People who rarely experience failure, however, end up not knowing how to deal with what effectively (Argyris, 1991). Actually, we are happy that we did not do as well as we expected. This us a fantastic opportunity to have a deep CRR (critical reflection or reflexivity) (Synnott, 2013) and discussion about the current situation and strategy, thereby figure out what is really going wrong. This will certainly help us improve on our current SHV.
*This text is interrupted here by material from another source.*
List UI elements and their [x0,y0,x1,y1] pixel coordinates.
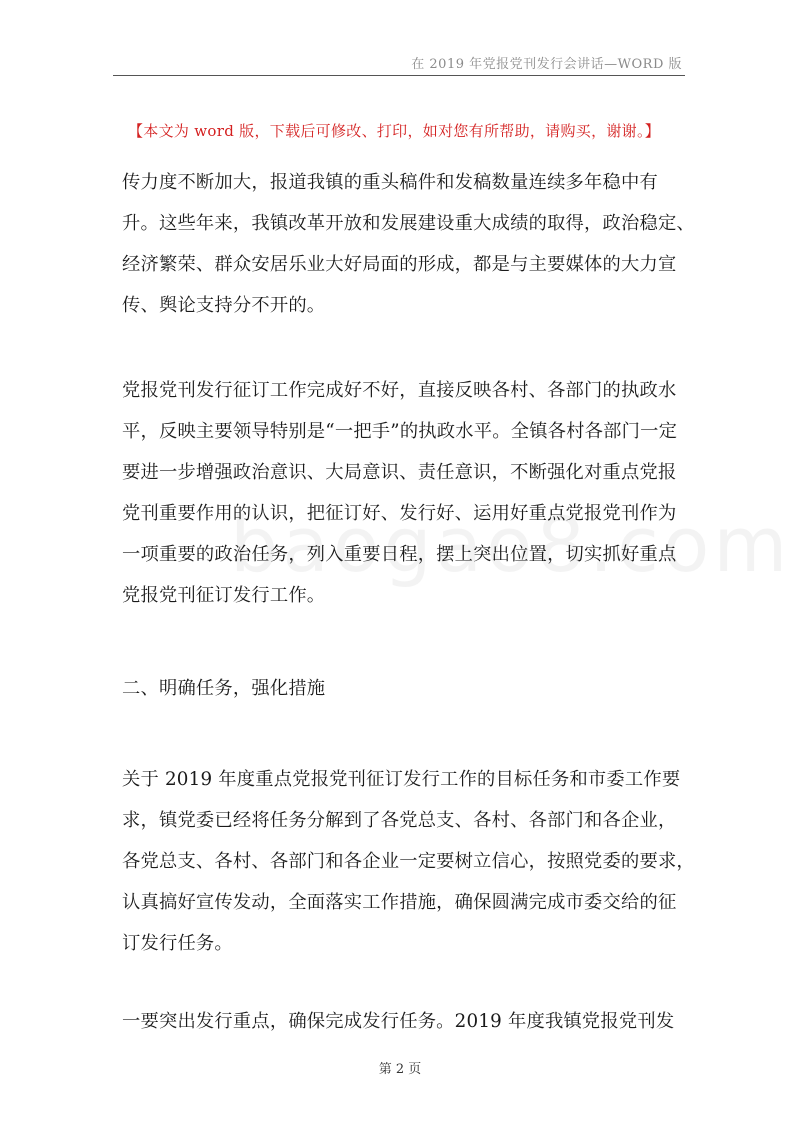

I have to say the game is getting more and more intriguing and exciting because of the complexity and unpredictability. It is the time for our team to have a harsh reasoning process.

 

Reference list:

Argyris, C. (1991). Teaching smart people how to learn. Reflections, 4(2), 4--15

Synnott, M. (2013). Reflection and double loop learning: The case of HS2. Teaching Public Administration, 31(1), 124--134. doi:10.1177/0144739413479950

3 Comments

  1. Hey Myra!

    First of all, you've spent a significant portion of your reflection describing the theories without actually talking about how they are helpful. While this demonstrates the lower orders of Blooms Taxonomy, it doesn't go further than application. You can benefit further by going into detail at exactly how the theory can be applied to our problems and provide additional examples outside the scope of mgmt 300. It would also be beneficial if you were to be more critical in the readings if you said yourself you've already heard of the theories, what really changed your opinion of them now.

    Overall, the quality of your writing has significantly improved, however, the contents of your reflection still require some work. In order to improve your writing, you must expand the points you are making and try to take into consideration of alternative theories/explanations/circumstances that may have caused whatever you have encountered. While you have proficiency in providing the fundamentals of reflective writing, you have to provide more substance to improve the quality of your arguments.

    1. Yes, I tend to agree. 

  2. Hi Myra! I liked how you have written in clear, well structured sentences without droning on. You are proficient in what you are saying. In regards to the content I feel you have definitely grasped the understanding in the readings and I would gauge you to be in the middle of blooms' taxonomy. Maybe if you were to relate the theory to a situation you find yourself in for an example it would be a little bit better. I think you have made some good points in bringing up the question of our SHV, and why we didnt perform as well as possible. I hope we can engage in some CRR as well as it will be a great opportunity to improve. Keep up the good work!